How do polarizing sunglasses cut glare?
To start, an analogy.
Two children hold a long jump rope stretched between them. The child at one end shakes the rope. That makes waves travel from one end of the rope to the other. The child can shake the rope up and down, sideways, or in any other direction. That makes waves that vibrate in different directions.
If we think of the waves traveling along that rope as a model of light waves traveling through space, then the direction the rope vibrates corresponds to the direction of the so-called polarization of the light.
Light can be polarized horizontally, vertically, or in any other direction.
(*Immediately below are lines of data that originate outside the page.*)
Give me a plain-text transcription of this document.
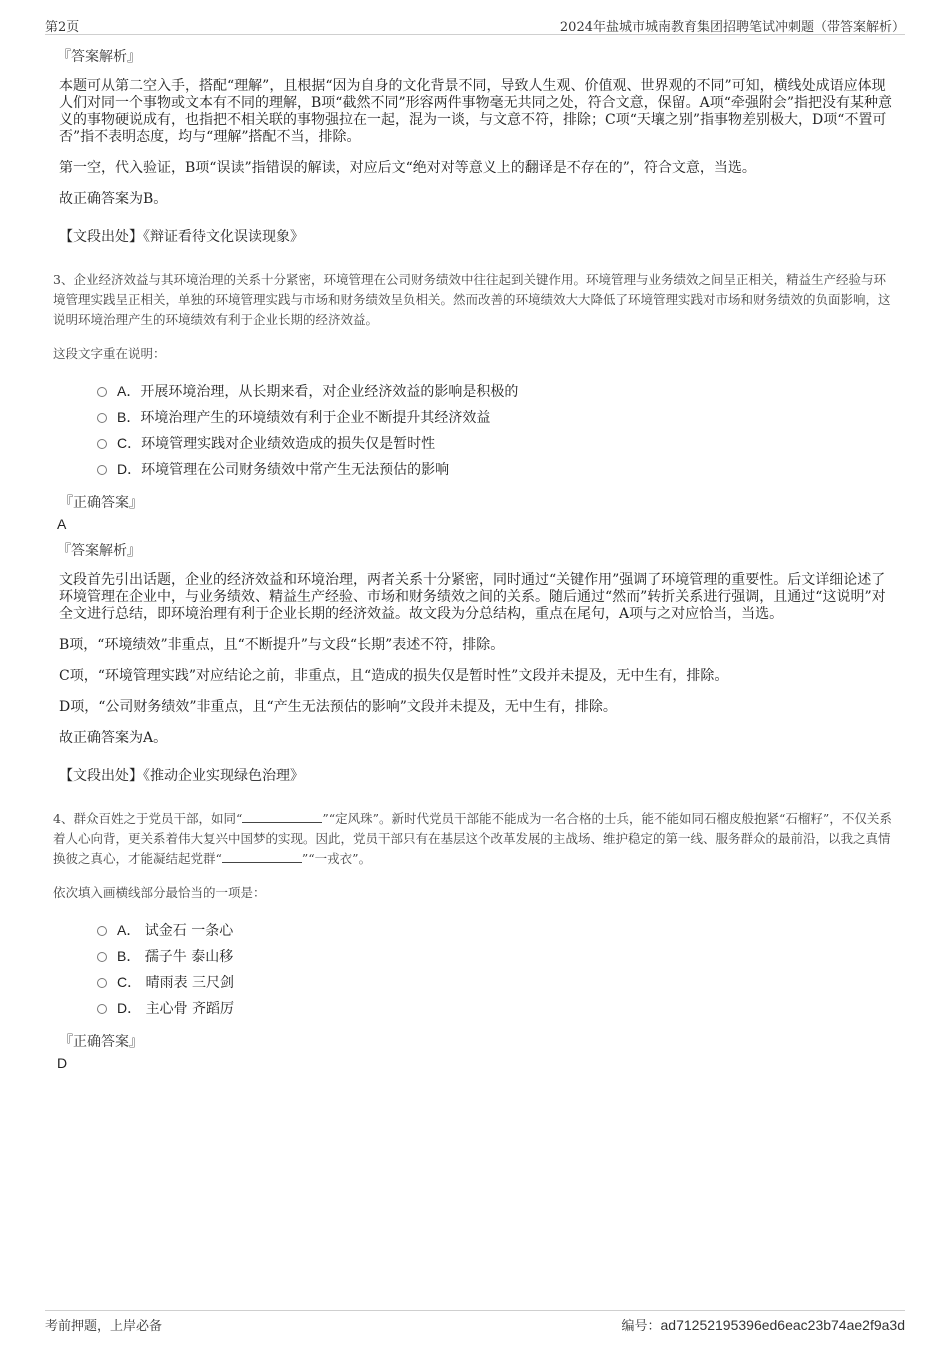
第2页	2024年盐城市城南教育集团招聘笔试冲刺题（带答案解析）
『答案解析』
本题可从第二空入手，搭配“理解”，且根据“因为自身的文化背景不同，导致人生观、价值观、世界观的不同”可知，横线处成语应体现人们对同一个事物或文本有不同的理解，B项“截然不同”形容两件事物毫无共同之处，符合文意，保留。A项“牵强附会”指把没有某种意义的事物硬说成有，也指把不相关联的事物强拉在一起，混为一谈，与文意不符，排除；C项“天壤之别”指事物差别极大，D项“不置可否”指不表明态度，均与“理解”搭配不当，排除。
第一空，代入验证，B项“误读”指错误的解读，对应后文“绝对对等意义上的翻译是不存在的”，符合文意，当选。
故正确答案为B。
【文段出处】《辩证看待文化误读现象》
3、企业经济效益与其环境治理的关系十分紧密，环境管理在公司财务绩效中往往起到关键作用。环境管理与业务绩效之间呈正相关，精益生产经验与环境管理实践呈正相关，单独的环境管理实践与市场和财务绩效呈负相关。然而改善的环境绩效大大降低了环境管理实践对市场和财务绩效的负面影响，这说明环境治理产生的环境绩效有利于企业长期的经济效益。
这段文字重在说明：
A．开展环境治理，从长期来看，对企业经济效益的影响是积极的
B．环境治理产生的环境绩效有利于企业不断提升其经济效益
C．环境管理实践对企业绩效造成的损失仅是暂时性
D．环境管理在公司财务绩效中常产生无法预估的影响
『正确答案』
A
『答案解析』
文段首先引出话题，企业的经济效益和环境治理，两者关系十分紧密，同时通过“关键作用”强调了环境管理的重要性。后文详细论述了环境管理在企业中，与业务绩效、精益生产经验、市场和财务绩效之间的关系。随后通过“然而”转折关系进行强调，且通过“这说明”对全文进行总结，即环境治理有利于企业长期的经济效益。故文段为分总结构，重点在尾句，A项与之对应恰当，当选。
B项，“环境绩效”非重点，且“不断提升”与文段“长期”表述不符，排除。
C项，“环境管理实践”对应结论之前，非重点，且“造成的损失仅是暂时性”文段并未提及，无中生有，排除。
D项，“公司财务绩效”非重点，且“产生无法预估的影响”文段并未提及，无中生有，排除。
故正确答案为A。
【文段出处】《推动企业实现绿色治理》
4、群众百姓之于党员干部，如同“	”“定风珠”。新时代党员干部能不能成为一名合格的士兵，能不能如同石榴皮般抱紧“石榴籽”，不仅关系着人心向背，更关系着伟大复兴中国梦的实现。因此，党员干部只有在基层这个改革发展的主战场、维护稳定的第一线、服务群众的最前沿，以我之真情换彼之真心，才能凝结起党群“	”“一戎衣”。
依次填入画横线部分最恰当的一项是：
A． 试金石 一条心
B． 孺子牛 泰山移
C． 晴雨表 三尺剑
D． 主心骨 齐蹈厉
『正确答案』
D
考前押题，上岸必备	编号：ad71252195396ed6eac23b74ae2f9a3d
Back to our rope analogy: imagine now that the children pass the rope between the slats of a picket fence. Now, if the child at one end shakes the rope from side to side, the vibrations will be stopped by the fence. But if the shaking is up and down, the waves go right through.
Polarizing sunglasses are like that picket fence: they pass light that vibrates vertically but block light that vibrates horizontally. That's how they cut glare.
Glare is mostly light vibrating horizontally. In general, light that has bounced off a horizontal non-metallic source--like a road or a lake--vibrates horizontally. That's the kind of light polarizing sunglasses are designed to block.
Here's an experiment: take the polarizing glasses off, slowly rotate them to a vertical position while you look through one lens, and you'll see glare spots reappear. You are, in effect, turning the picket fence sideways, so the slats let vibrations of glare get through.
This moment of science comes from Indiana University.
I'm Yaël Ksander.